電子黒板の配備された学校は珍しくなくなりました。全国的に、学校へICT機器が導入され、プロジェクターはもはや当たり前のものです。しかし、これらのICT機器は、本当に使われているのでしょうか?
学校に1台の電子黒板が、うやうやしく飾られてあるものの、実際に使おうと思うと階下の教室に運ぶのは困難で、子どもたちが教室を移動するのも時間がとられてもったいない・・・。結局、使用を断念してしまった先生も多いのではないかと思います。
便利なはずのICT機器。どのように使いこなしたらよいのでしょうか。
準備するものを減らす
学校の中でも、全教室に電子黒板が配備されているという学校は、ほんの一握りです。一般の学校には、良くてもプロジェクターとスクリーンが全教室に設置されている程度。自由に使える環境だったとしても、10分程度の休み時間の間に一人で電子黒板を準備するのは、なかなか大変です。ですから、使う際には工夫が必要です。使用する機器を極力減らしましょう。
使うものは、たったの2つ。
プロジェクターとパソコンです。
キーワードは、黒地に白字!
ただし、スクリーンを使わないため、そのままでは見えにくいスライドにすぎません。そこで、スライドのデザインを、ひと工夫します。
佐賀県教育センター 使い方のヒント
このWEBサイトにあるように、背景を黒、文字色や線の色を白や黄色(少し濃いめ)に設定することで、黒板にはっきりと映すことができます。例えばpowerpointを利用する場合、「背景のスタイル」を黒一色にし、文字色を白や黄色にします。
文章を映し出すのもいいのですが、例えば白地図の色を反転させたものを投影すると、いつもの黒板が、地図黒板に早変わりします。その上から、黒板にチョークで書き込むことができます。
他にも、英語の罫線や五線譜、円を映すなど、いろいろなことに使えそうです。
文章を映し出すのもいいのですが、例えば白地図の色を反転させたものを投影すると、いつもの黒板が、地図黒板に早変わりします。その上から、黒板にチョークで書き込むことができます。
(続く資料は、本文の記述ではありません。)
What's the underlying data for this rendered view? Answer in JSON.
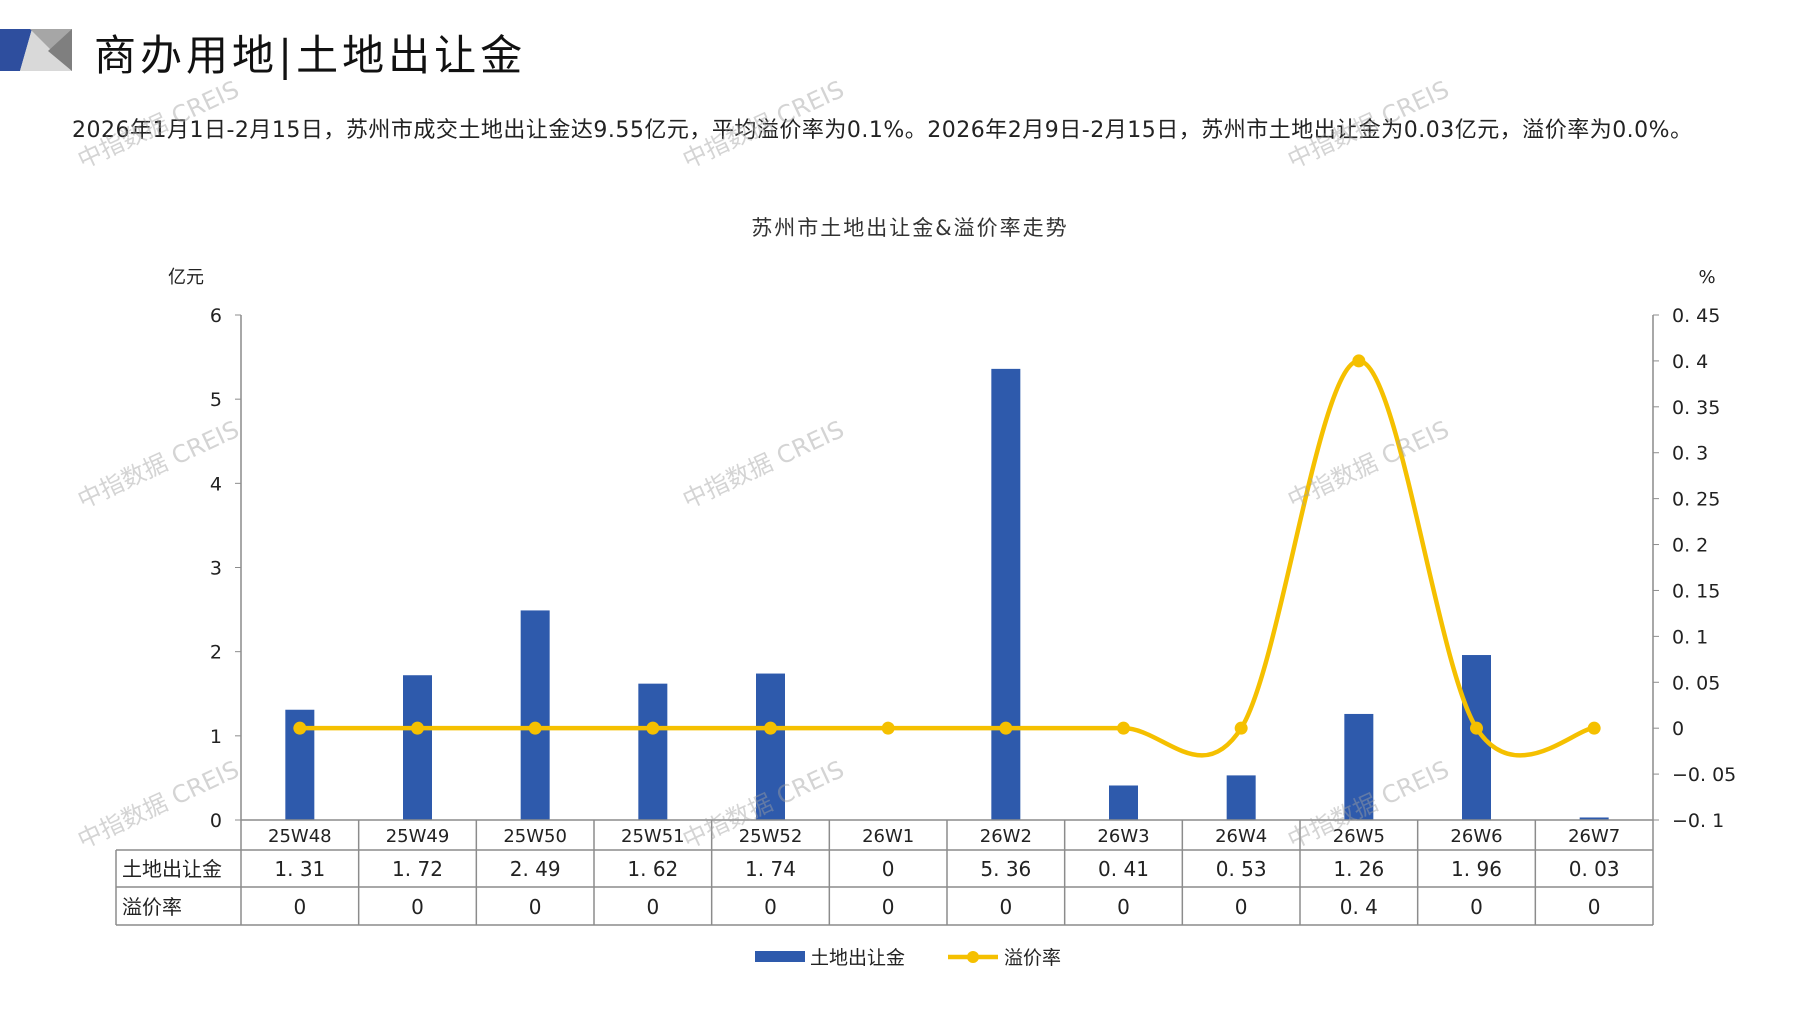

他にも、英語の罫線や五線譜、円を映すなど、いろいろなことに使えそうです。
それから実は、電子黒板を使う場合にも、この配色が役に立ちます。
背景が白色の電子黒板は、通常、ホワイトボードと同様に黒字や青字、赤字で色分けを行うことになるでしょう。隣の黒板は白・黄・ピンクの文字、電子黒板は黒・青・赤の文字では、ノートを取る子どもたちが混乱する原因となってしまう恐れがあります。
一方、電子黒板に写す画面を黒地に白・黄で作ってしまえば、「ちょっと黒板にメモをしたい」というときでも、余計なノイズを子どもたちに与えることなく、利用することができそうです。
著作権に注意!
PowerPointを使うと、お手軽に様々な媒体をスライドに取り込むことができ、また簡単に、作成したスライドを共有することができます。
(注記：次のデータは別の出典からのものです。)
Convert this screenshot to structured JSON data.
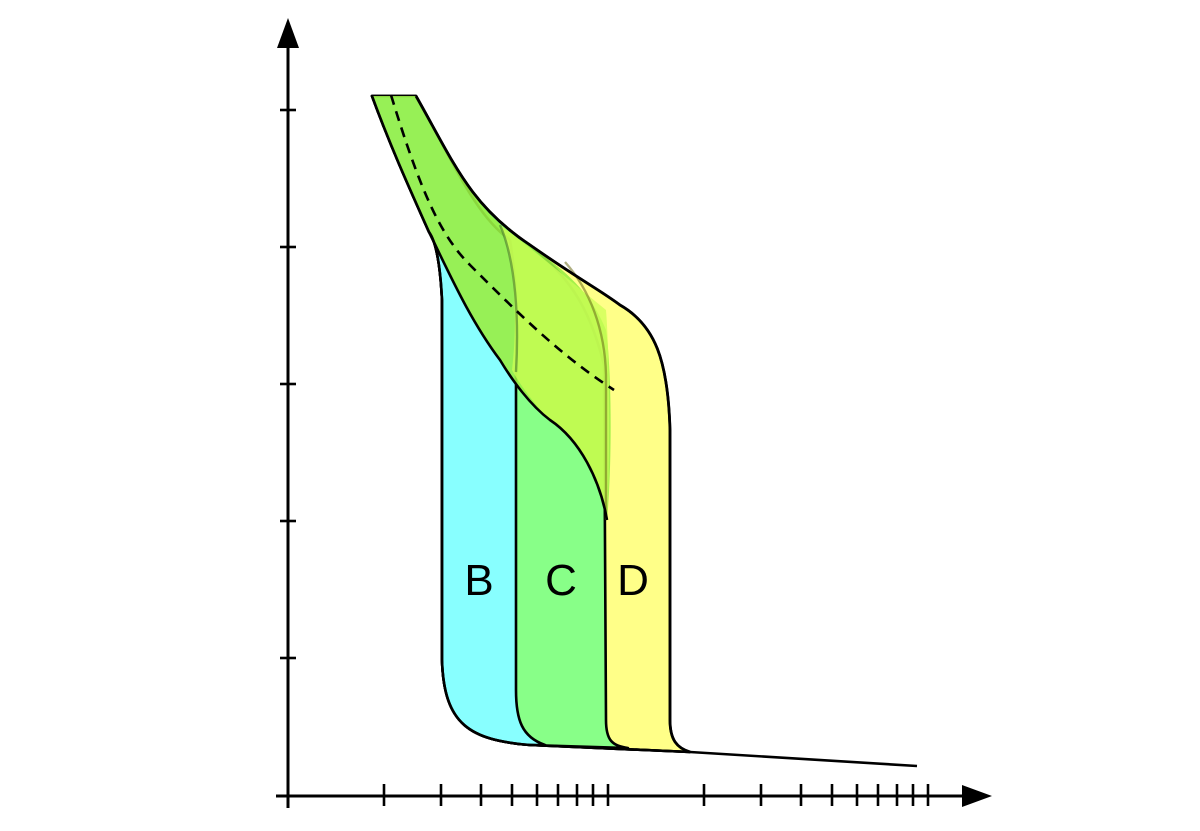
{
  "diagram": {
    "zones": [
      {
        "label": "B",
        "color": "#88FFFF"
      },
      {
        "label": "C",
        "color": "#88FF88"
      },
      {
        "label": "D",
        "color": "#FFFF88"
      }
    ],
    "overlap_color": "#99EE44",
    "x_axis": {
      "scale": "log",
      "decades": 2,
      "minor_ticks_per_decade": 9
    },
    "y_axis": {
      "scale": "linear",
      "tick_count": 5
    },
    "dashed_curve": true
  }
}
気軽に作成・共有できる代わりに、ついつい見落とされてしまいがちなのは、著作権です。
福田孝義氏佐賀県教育庁 - キミのミライ発見こちらのページでも紹介されていますが、従来学校の先生が教材を使う場合、著作権法第35条の「例外規定」によって、保護されてきました。しかし、デジタル教材には、この著作権の「例外規定」が適用されない場合があるのだそうです。
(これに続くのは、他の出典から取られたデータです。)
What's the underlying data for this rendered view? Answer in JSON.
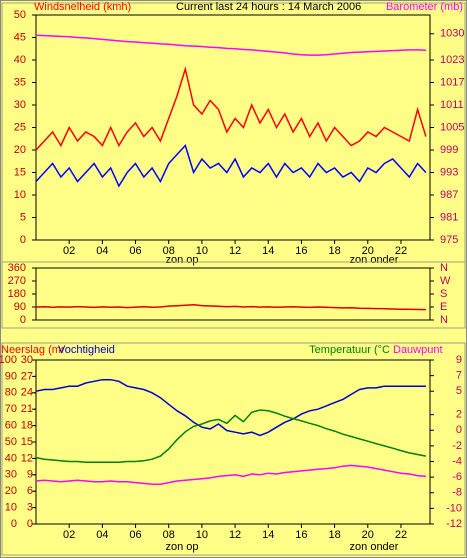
{
  "chart_data": [
    {
      "type": "line",
      "title": "Current last 24 hours : 14 March 2006",
      "y_label": "Windsnelheid (kmh)",
      "y2_label": "Barometer (mb)",
      "x": [
        0,
        0.5,
        1,
        1.5,
        2,
        2.5,
        3,
        3.5,
        4,
        4.5,
        5,
        5.5,
        6,
        6.5,
        7,
        7.5,
        8,
        8.5,
        9,
        9.5,
        10,
        10.5,
        11,
        11.5,
        12,
        12.5,
        13,
        13.5,
        14,
        14.5,
        15,
        15.5,
        16,
        16.5,
        17,
        17.5,
        18,
        18.5,
        19,
        19.5,
        20,
        20.5,
        21,
        21.5,
        22,
        22.5,
        23,
        23.5
      ],
      "xlim": [
        0,
        23.75
      ],
      "xticks": [
        {
          "value": 2,
          "label": "02"
        },
        {
          "value": 4,
          "label": "04"
        },
        {
          "value": 6,
          "label": "06"
        },
        {
          "value": 8,
          "label": "08"
        },
        {
          "value": 10,
          "label": "10"
        },
        {
          "value": 12,
          "label": "12"
        },
        {
          "value": 14,
          "label": "14"
        },
        {
          "value": 16,
          "label": "16"
        },
        {
          "value": 18,
          "label": "18"
        },
        {
          "value": 20,
          "label": "20"
        },
        {
          "value": 22,
          "label": "22"
        }
      ],
      "ylim": [
        0,
        50
      ],
      "yticks": [
        0,
        5,
        10,
        15,
        20,
        25,
        30,
        35,
        40,
        45,
        50
      ],
      "y2lim": [
        975,
        1035
      ],
      "y2ticks": [
        975,
        981,
        987,
        993,
        999,
        1005,
        1011,
        1017,
        1023,
        1030
      ],
      "annotations": [
        "zon op",
        "zon onder"
      ],
      "series": [
        {
          "color": "#0000ff",
          "values": [
            13,
            15,
            17,
            14,
            16,
            13,
            15,
            17,
            14,
            16,
            12,
            15,
            17,
            14,
            16,
            13,
            17,
            19,
            21,
            15,
            18,
            16,
            17,
            15,
            18,
            14,
            16,
            15,
            17,
            14,
            17,
            15,
            16,
            14,
            17,
            15,
            16,
            14,
            15,
            13,
            16,
            15,
            17,
            18,
            16,
            14,
            17,
            15
          ]
        },
        {
          "color": "#ff0000",
          "values": [
            20,
            22,
            24,
            21,
            25,
            22,
            24,
            23,
            21,
            25,
            21,
            24,
            26,
            23,
            25,
            22,
            27,
            32,
            38,
            30,
            28,
            31,
            29,
            24,
            27,
            25,
            30,
            26,
            29,
            25,
            28,
            24,
            27,
            23,
            26,
            22,
            25,
            23,
            21,
            22,
            24,
            23,
            25,
            24,
            23,
            22,
            29,
            23
          ]
        },
        {
          "name": "Barometer (mb)",
          "color": "#ff00ff",
          "axis": "y2",
          "values": [
            1029.6,
            1029.5,
            1029.4,
            1029.3,
            1029.2,
            1029,
            1028.9,
            1028.7,
            1028.5,
            1028.3,
            1028.1,
            1027.9,
            1027.8,
            1027.6,
            1027.5,
            1027.3,
            1027.2,
            1027,
            1026.8,
            1026.7,
            1026.6,
            1026.4,
            1026.3,
            1026.1,
            1026,
            1025.8,
            1025.7,
            1025.5,
            1025.3,
            1025.1,
            1024.9,
            1024.6,
            1024.4,
            1024.3,
            1024.3,
            1024.4,
            1024.6,
            1024.8,
            1025,
            1025.1,
            1025.2,
            1025.3,
            1025.4,
            1025.5,
            1025.6,
            1025.7,
            1025.7,
            1025.6
          ]
        }
      ]
    },
    {
      "type": "line",
      "x": [
        0,
        0.5,
        1,
        1.5,
        2,
        2.5,
        3,
        3.5,
        4,
        4.5,
        5,
        5.5,
        6,
        6.5,
        7,
        7.5,
        8,
        8.5,
        9,
        9.5,
        10,
        10.5,
        11,
        11.5,
        12,
        12.5,
        13,
        13.5,
        14,
        14.5,
        15,
        15.5,
        16,
        16.5,
        17,
        17.5,
        18,
        18.5,
        19,
        19.5,
        20,
        20.5,
        21,
        21.5,
        22,
        22.5,
        23,
        23.5
      ],
      "xlim": [
        0,
        23.75
      ],
      "ylim": [
        0,
        360
      ],
      "yticks": [
        0,
        90,
        180,
        270,
        360
      ],
      "y2lim": [
        0,
        360
      ],
      "y2ticks": [
        {
          "value": 0,
          "label": "N"
        },
        {
          "value": 90,
          "label": "E"
        },
        {
          "value": 180,
          "label": "S"
        },
        {
          "value": 270,
          "label": "W"
        },
        {
          "value": 360,
          "label": "N"
        }
      ],
      "series": [
        {
          "color": "#dd0000",
          "values": [
            90,
            92,
            88,
            91,
            89,
            93,
            90,
            87,
            91,
            88,
            90,
            86,
            89,
            92,
            88,
            90,
            96,
            99,
            102,
            105,
            100,
            97,
            95,
            92,
            94,
            90,
            93,
            89,
            91,
            88,
            90,
            92,
            89,
            87,
            90,
            88,
            86,
            84,
            85,
            82,
            80,
            79,
            78,
            76,
            75,
            74,
            73,
            72
          ]
        }
      ]
    },
    {
      "type": "line",
      "rain_label": "Neerslag (mr",
      "x": [
        0,
        0.5,
        1,
        1.5,
        2,
        2.5,
        3,
        3.5,
        4,
        4.5,
        5,
        5.5,
        6,
        6.5,
        7,
        7.5,
        8,
        8.5,
        9,
        9.5,
        10,
        10.5,
        11,
        11.5,
        12,
        12.5,
        13,
        13.5,
        14,
        14.5,
        15,
        15.5,
        16,
        16.5,
        17,
        17.5,
        18,
        18.5,
        19,
        19.5,
        20,
        20.5,
        21,
        21.5,
        22,
        22.5,
        23,
        23.5
      ],
      "xlim": [
        0,
        23.75
      ],
      "xticks": [
        {
          "value": 2,
          "label": "02"
        },
        {
          "value": 4,
          "label": "04"
        },
        {
          "value": 6,
          "label": "06"
        },
        {
          "value": 8,
          "label": "08"
        },
        {
          "value": 10,
          "label": "10"
        },
        {
          "value": 12,
          "label": "12"
        },
        {
          "value": 14,
          "label": "14"
        },
        {
          "value": 16,
          "label": "16"
        },
        {
          "value": 18,
          "label": "18"
        },
        {
          "value": 20,
          "label": "20"
        },
        {
          "value": 22,
          "label": "22"
        }
      ],
      "ylim": [
        0,
        100
      ],
      "yticks": [
        0,
        10,
        20,
        30,
        40,
        50,
        60,
        70,
        80,
        90,
        100
      ],
      "rain_ylim": [
        0,
        30
      ],
      "rain_yticks": [
        0,
        3,
        6,
        9,
        12,
        15,
        18,
        21,
        24,
        27,
        30
      ],
      "y2lim": [
        -12,
        9
      ],
      "y2ticks": [
        -12,
        -10,
        -8,
        -6,
        -4,
        -2,
        0,
        2,
        5,
        7,
        9
      ],
      "annotations": [
        "zon op",
        "zon onder"
      ],
      "series": [
        {
          "name": "Vochtigheid",
          "color": "#0000cc",
          "values": [
            81,
            82,
            82,
            83,
            84,
            84,
            86,
            87,
            88,
            88,
            87,
            84,
            83,
            82,
            80,
            77,
            73,
            69,
            66,
            62,
            59,
            58,
            61,
            57,
            56,
            55,
            56,
            54,
            56,
            59,
            62,
            64,
            67,
            69,
            70,
            72,
            74,
            76,
            79,
            82,
            83,
            83,
            84,
            84,
            84,
            84,
            84,
            84
          ]
        },
        {
          "name": "Temperatuur (°C",
          "color": "#008000",
          "axis": "y2",
          "values": [
            -3.5,
            -3.7,
            -3.8,
            -3.9,
            -4,
            -4,
            -4.1,
            -4.1,
            -4.1,
            -4.1,
            -4.1,
            -4,
            -4,
            -3.9,
            -3.7,
            -3.3,
            -2.4,
            -1.2,
            -0.2,
            0.5,
            0.8,
            1.2,
            1.4,
            0.9,
            1.9,
            1.1,
            2.3,
            2.6,
            2.5,
            2.2,
            1.8,
            1.5,
            1.2,
            0.9,
            0.6,
            0.2,
            -0.1,
            -0.5,
            -0.8,
            -1.1,
            -1.4,
            -1.7,
            -2,
            -2.3,
            -2.6,
            -2.9,
            -3.1,
            -3.3
          ]
        },
        {
          "name": "Dauwpunt",
          "color": "#ff00ff",
          "axis": "y2",
          "values": [
            -6.5,
            -6.4,
            -6.5,
            -6.6,
            -6.5,
            -6.4,
            -6.5,
            -6.6,
            -6.6,
            -6.5,
            -6.6,
            -6.6,
            -6.7,
            -6.8,
            -6.9,
            -6.9,
            -6.7,
            -6.5,
            -6.4,
            -6.3,
            -6.2,
            -6.1,
            -5.9,
            -5.8,
            -5.7,
            -5.9,
            -5.6,
            -5.7,
            -5.5,
            -5.6,
            -5.4,
            -5.3,
            -5.2,
            -5.1,
            -5.0,
            -4.9,
            -4.8,
            -4.6,
            -4.5,
            -4.6,
            -4.7,
            -4.9,
            -5.1,
            -5.3,
            -5.5,
            -5.6,
            -5.8,
            -5.9
          ]
        }
      ]
    }
  ]
}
なかでも、気を付けたいのは、教材の配布に関すること。
著作権法第35条の例外規定は、「教室内で先生と生徒が使うという場面を想定」しているので、
1.同時に教室にいない学生が、指導教員等のいない場所(例えば自宅等)で受講できるようにすること。といったことなどが禁止されます。(注)
2.後日、終了した講義を視聴できるようにすること(オンデマンド)。
3.教室で開講されていない講義を視聴できるようにすること(eラー二ング専用教材の制作)。
(注)日本著作権教育研究会WEBサイト「対面授業とeラーニング|eラーニングと著作権」より
まとめ
ICT機器は、ちょっとした工夫を加えることで身近なツールになります。「スライドは白いもの」という先入観を捨て、黒地に白字の配色で作成することによって、黒板に直接投影し、準備の手間を省くこともできます。
ただ、ICT機器の便利さの裏には、安易な使用によって他人を傷つけてしまう危険性が潜んでいます。不要な手間ひまを極力削る努力をしながらも、「教える」という行為の公正さのためには、しっかりと手間をかけられる人でありたいものですね。